Tahun ini, tepat pada 1 Agustus 2025, madrasah ini memasuki usia ke-60, sebuah perjalanan panjang yang menjadi bukti kesungguhan masyarakat Desa Pandansari dalam menegakkan pendidikan berbasis nilai-nilai keislaman dan kebangsaan.
Kisah itu bermula pada 22 Juni 1959, ketika dua tokoh, Ustaz Mahfud Burhan dan Bapak Yunus Hadi Wijaya, memulai kegiatan belajar mengajar sore hari bagi siswa SD Negeri setempat. Madrasah ini diberi nama Madrasah Diniyah Riyadul Atfal, mengingat saat itu Pandansari hanya memiliki satu sekolah formal milik pemerintah.
Tempat belajar? Bukan gedung sekolah seperti sekarang, melainkan rumah-rumah warga. Di antaranya rumah Bapak Ramidi A.S. dan rumah Ibu Min. Meja kursi sederhana, papan tulis seadanya, dan cahaya lampu teplok menjadi saksi awal pendidikan agama tumbuh di desa ini.

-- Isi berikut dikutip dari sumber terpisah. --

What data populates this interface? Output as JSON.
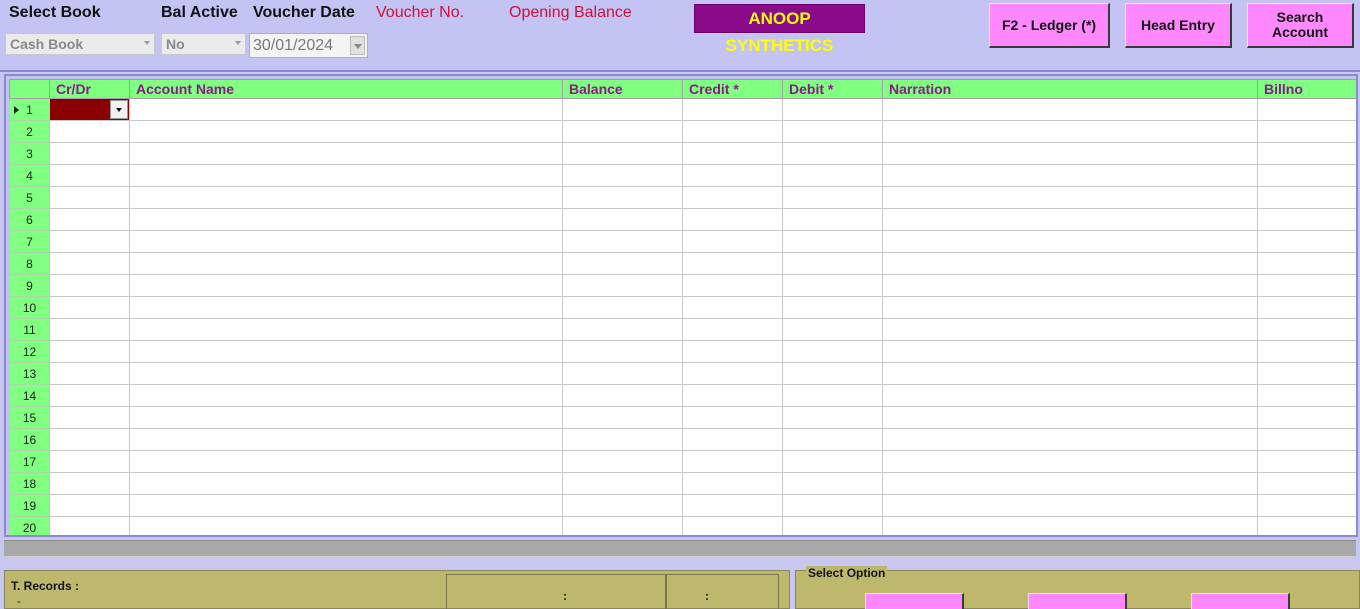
{
  "header": {
    "select_book_label": "Select Book",
    "bal_active_label": "Bal Active",
    "voucher_date_label": "Voucher Date",
    "voucher_no_label": "Voucher No.",
    "opening_balance_label": "Opening Balance",
    "select_book_value": "Cash Book",
    "bal_active_value": "No",
    "voucher_date_value": "30/01/2024",
    "company_name": "ANOOP SYNTHETICS",
    "company_bg": "#8a0a8a",
    "company_fg": "#ffff00"
  },
  "buttons": {
    "ledger": "F2 - Ledger (*)",
    "head_entry": "Head Entry",
    "search_account": "Search Account",
    "color": "#ff88ff"
  },
  "grid": {
    "columns": [
      "Cr/Dr",
      "Account Name",
      "Balance",
      "Credit *",
      "Debit *",
      "Narration",
      "Billno"
    ],
    "rows": [
      "1",
      "2",
      "3",
      "4",
      "5",
      "6",
      "7",
      "8",
      "9",
      "10",
      "11",
      "12",
      "13",
      "14",
      "15",
      "16",
      "17",
      "18",
      "19",
      "20"
    ],
    "header_bg": "#80ff80",
    "header_fg": "#8a1a8a"
  },
  "footer": {
    "t_records_label": "T. Records :",
    "t_records_value": "-",
    "total_sep_1": ":",
    "total_sep_2": ":",
    "select_option_label": "Select Option"
  }
}
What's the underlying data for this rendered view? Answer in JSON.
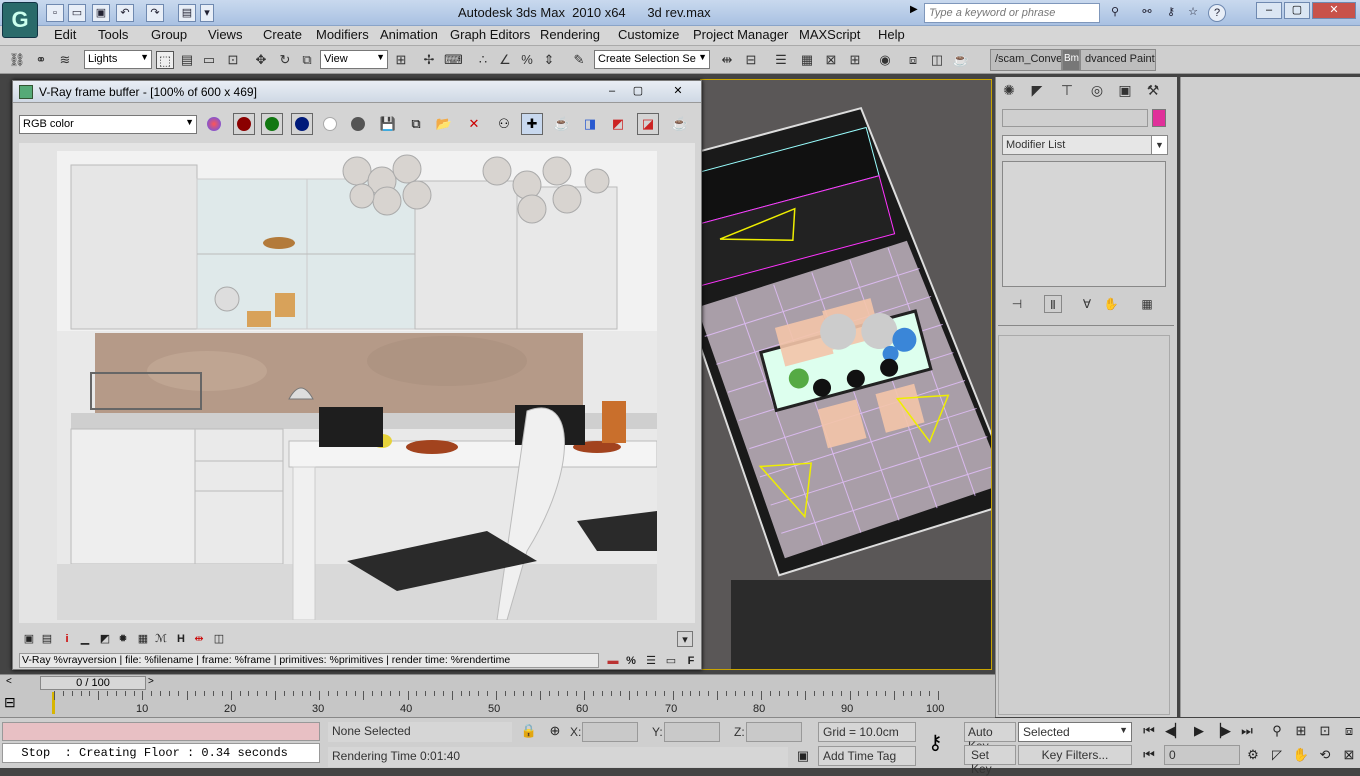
{
  "titlebar": {
    "title": "Autodesk 3ds Max  2010 x64      3d rev.max",
    "search_placeholder": "Type a keyword or phrase"
  },
  "menu": [
    "Edit",
    "Tools",
    "Group",
    "Views",
    "Create",
    "Modifiers",
    "Animation",
    "Graph Editors",
    "Rendering",
    "Customize",
    "Project Manager",
    "MAXScript",
    "Help"
  ],
  "toolbar": {
    "filter": "Lights",
    "reference_coord": "View",
    "selection_set": "Create Selection Se",
    "tab_left": "/scam_Conver",
    "tab_bm": "Bm",
    "tab_right": "dvanced Paint"
  },
  "vfb": {
    "title": "V-Ray frame buffer - [100% of 600 x 469]",
    "channel": "RGB color",
    "status": "V-Ray %vrayversion | file: %filename | frame: %frame | primitives: %primitives | render time: %rendertime",
    "bottom_percent": "%",
    "bottom_f": "F"
  },
  "command_panel": {
    "modifier_list": "Modifier List"
  },
  "timeline": {
    "thumb": "0 / 100",
    "ticks": [
      "10",
      "20",
      "30",
      "40",
      "50",
      "60",
      "70",
      "80",
      "90",
      "100"
    ]
  },
  "statusbar": {
    "maxscript_output": "  Stop  : Creating Floor : 0.34 seconds",
    "selection": "None Selected",
    "render_time": "Rendering Time  0:01:40",
    "x_label": "X:",
    "y_label": "Y:",
    "z_label": "Z:",
    "grid": "Grid = 10.0cm",
    "add_time_tag": "Add Time Tag",
    "auto_key": "Auto Key",
    "set_key": "Set Key",
    "key_mode": "Selected",
    "key_filters": "Key Filters...",
    "frame": "0"
  },
  "colors": {
    "viewport_border": "#c9a400",
    "swatch": "#e0309a",
    "maxscript_pink": "#e8c0c4"
  }
}
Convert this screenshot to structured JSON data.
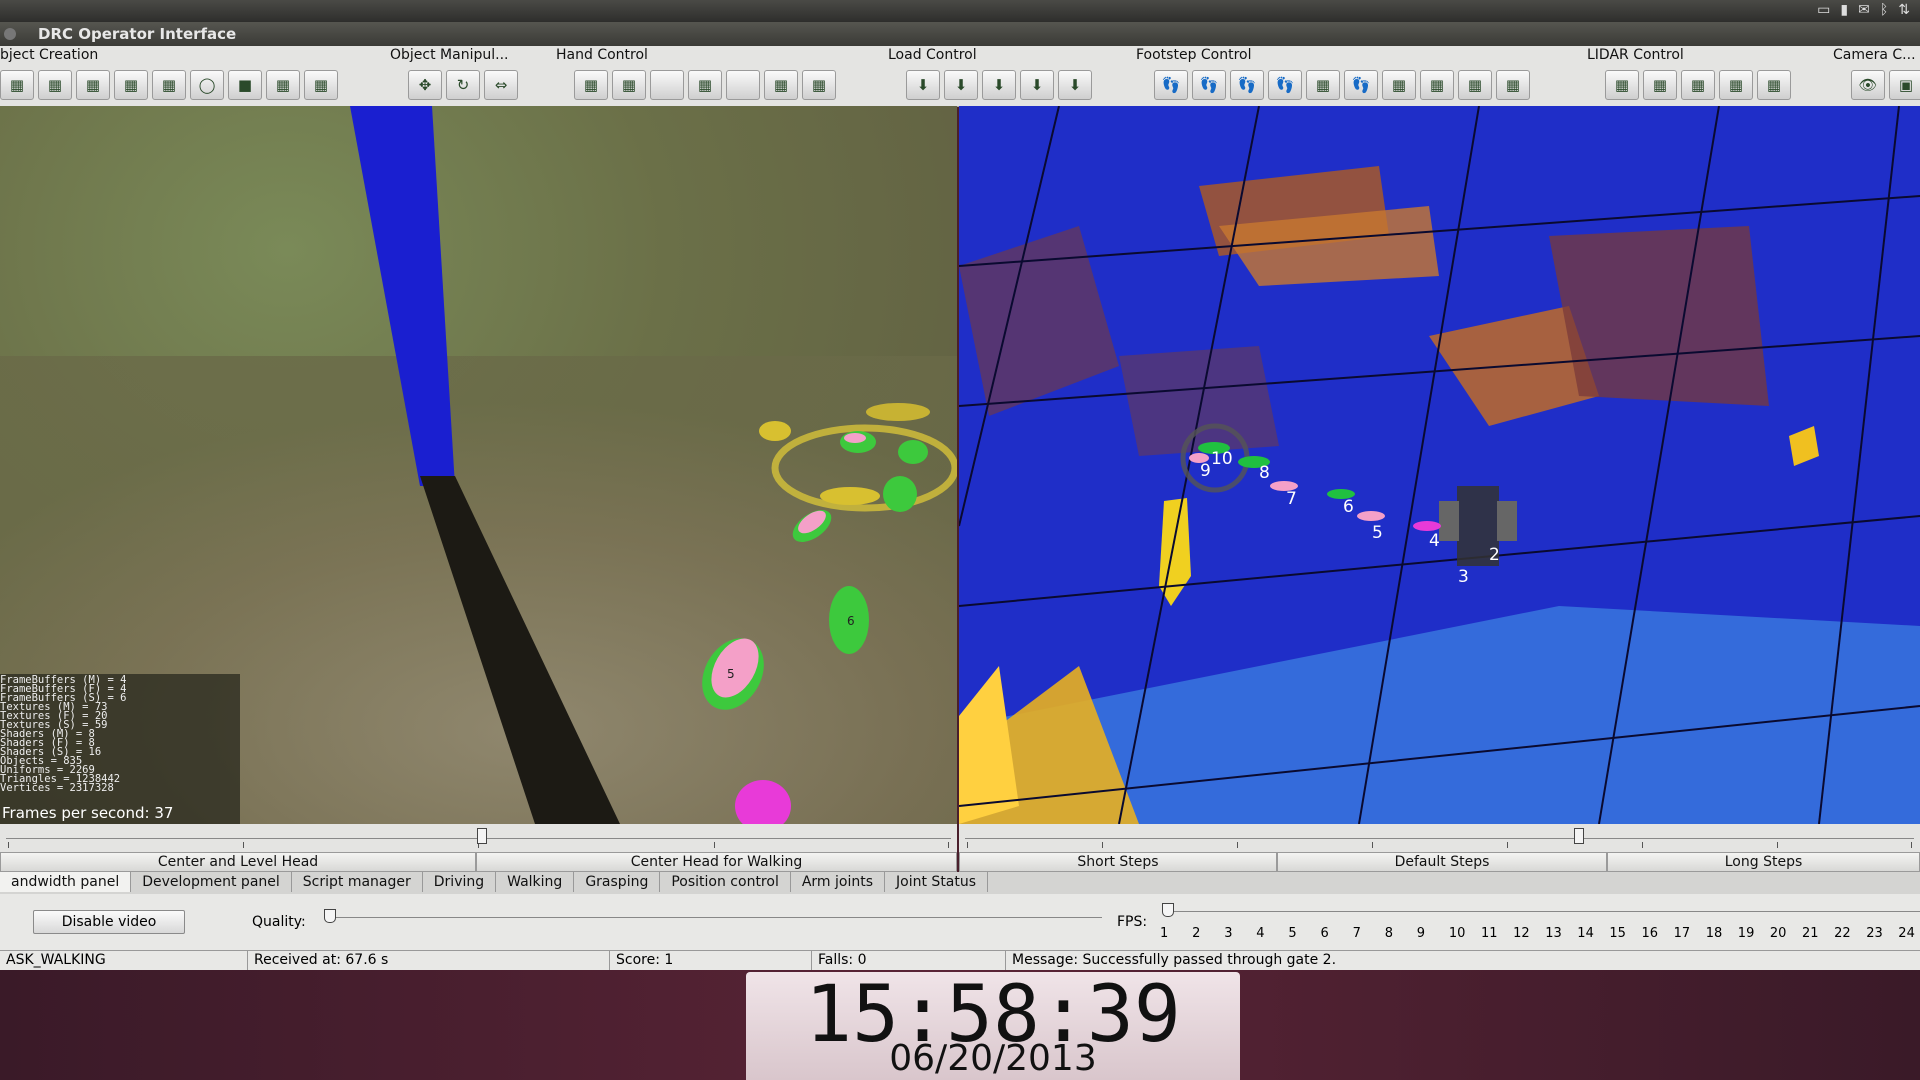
{
  "window": {
    "title": "DRC Operator Interface"
  },
  "toolbar_groups": [
    {
      "title": "bject Creation",
      "icons": [
        "select-icon",
        "cube-icon",
        "grid-icon",
        "vehicle-icon",
        "update-vehicle-icon",
        "ring-icon",
        "green-box-icon",
        "drill-icon",
        "valve-icon"
      ]
    },
    {
      "title": "Object Manipul...",
      "icons": [
        "move-icon",
        "rotate-icon",
        "align-icon"
      ]
    },
    {
      "title": "Hand Control",
      "icons": [
        "hand-place-icon",
        "hand-close-icon",
        "blank-icon",
        "hand-home-icon",
        "blank-icon",
        "hand-close-icon",
        "hand-place-icon"
      ]
    },
    {
      "title": "Load Control",
      "icons": [
        "load-icon",
        "load-icon",
        "load-icon",
        "load-icon",
        "load-icon"
      ]
    },
    {
      "title": "Footstep Control",
      "icons": [
        "footstep-icon",
        "footstep-icon",
        "footstep-icon",
        "footstep-icon",
        "footstep-grid-icon",
        "footstep-icon",
        "footstep-delete-icon",
        "snap-icon",
        "rotate-step-icon",
        "send-icon"
      ]
    },
    {
      "title": "LIDAR Control",
      "icons": [
        "lidar-icon",
        "lidar-clear-icon",
        "lidar-icon",
        "lidar-icon",
        "lidar-black-icon"
      ]
    },
    {
      "title": "Camera C...",
      "icons": [
        "eye-icon",
        "camera-icon"
      ]
    }
  ],
  "left_view": {
    "stats": [
      "FrameBuffers (M) = 4",
      "FrameBuffers (F) = 4",
      "FrameBuffers (S) = 6",
      "Textures (M) = 73",
      "Textures (F) = 20",
      "Textures (S) = 59",
      "Shaders (M) = 8",
      "Shaders (F) = 8",
      "Shaders (S) = 16",
      "Objects = 835",
      "Uniforms = 2269",
      "Triangles = 1238442",
      "Vertices = 2317328"
    ],
    "fps_text": "Frames per second: 37",
    "footstep_labels": [
      "5",
      "6"
    ]
  },
  "right_view": {
    "footstep_labels": [
      "10",
      "9",
      "8",
      "7",
      "6",
      "5",
      "4",
      "3",
      "2"
    ]
  },
  "head_presets": [
    "Center and Level Head",
    "Center Head for Walking"
  ],
  "step_presets": [
    "Short Steps",
    "Default Steps",
    "Long Steps"
  ],
  "tabs": [
    "andwidth panel",
    "Development panel",
    "Script manager",
    "Driving",
    "Walking",
    "Grasping",
    "Position control",
    "Arm joints",
    "Joint Status"
  ],
  "selected_tab": 0,
  "controls": {
    "disable_video": "Disable video",
    "quality_label": "Quality:",
    "fps_label": "FPS:",
    "fps_values": [
      "1",
      "2",
      "3",
      "4",
      "5",
      "6",
      "7",
      "8",
      "9",
      "10",
      "11",
      "12",
      "13",
      "14",
      "15",
      "16",
      "17",
      "18",
      "19",
      "20",
      "21",
      "22",
      "23",
      "24"
    ]
  },
  "status": {
    "task": "ASK_WALKING",
    "received": "Received at:  67.6 s",
    "score": "Score:  1",
    "falls": "Falls:  0",
    "message": "Message:  Successfully passed through gate 2."
  },
  "clock": {
    "time": "15:58:39",
    "date": "06/20/2013"
  }
}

Seiring waktu, jumlah siswa bertambah. Dukungan pun datang dari berbagai pihak. Tahun 1963, masyarakat Pandansari bersama para tokoh sepakat agar madrasah masuk pagi, mengikuti kebijakan Departemen Agama tentang Madrasah Wajib Belajar. Gagasan itu melahirkan pendirian TK di atas tanah wakaf Bapak H. Zaenudin sebanyak dua lokal, yang diresmikan 1 Februari 1965.
Dari TK inilah semangat melanjutkan ke jenjang madrasah ibtidaiyah semakin kuat. Pada 1 Agustus 1965, berdirilah bangunan madrasah baru di atas tanah wakaf masyarakat Pandansari, menampung sekitar 30 siswa pertama. Penetapan resmi dari Departemen Agama RI No. K/239/IIIb/1975 menguatkan keberadaan madrasah ini di bawah naungan Lembaga Pendidikan Ma’arif NU.
Tanah untuk gedung madrasah merupakan wakaf dari Bapak H. Zaenudin dan Bapak Adim Ansori. Wakaf inilah yang menjadi pijakan berdirinya bangunan permanen MI Ma’arif NU 01 Pandansari hingga kini.

Selama enam dekade lebih, MI Ma’arif NU 01 Pandansari telah dipimpin oleh sejumlah kepala sekolah yang masing-masing meninggalkan jejak perjuangan:
-
Hj. Umi Khasanah (1965–1967)
-
Achmad Mubaidy (1967–1984)
-
Yunisyani (1984)
-
Sudarto (1984–1987)
-
Achmad Mubaidy, A.Ma (1987–2004)
-
Socheh, A.Ma (2004–2009)
-
Siti Nursaidah, S.Pd.I (2010–2014)
-
Warsito, S.Pd.I (2014–sekarang)
Nama-nama tokoh pendiri yang berjasa dalam lahirnya MI Ma’arif NU 01 Pandansari antara lain: Bapak Zaenudin, Bapak Ramidi A.S., Bapak Rosyid, Bapak Anwari, Bapak Dul Hadi, Bapak Reksa, Bapak Mad Daklan, Bapak Hisyam, Bapak Dahlan Fuad Wiaya, Bapak Achmad Mubaidy, Bapak Mahfud Burhan, Bapak Sayuti, Bapak Juremi, Bapak Muhammad Taufiq, Bapak Muqodas, Bapak Kiai Mustafid, dan Bapak Adim Ansori.
Kini, di usia 60 tahun, MI Ma’arif NU 01 Pandansari tidak hanya menjadi tempat belajar, tapi juga pusat pembentukan karakter generasi muda Pandansari. Perayaan harlah tahun ini bukan sekadar mengenang masa lalu, tetapi juga meneguhkan kembali komitmen warga dan para pendidik untuk terus membangun pendidikan yang berlandaskan ajaran Ahlussunnah wal Jamaah an-Nahdliyah.
“Madrasah ini lahir dari niat suci, kerja keras, dan gotong royong warga. Semoga semangat itu terus terjaga,” pungkas Warsito, Kepala MI Ma’arif NU 01 Pandansari.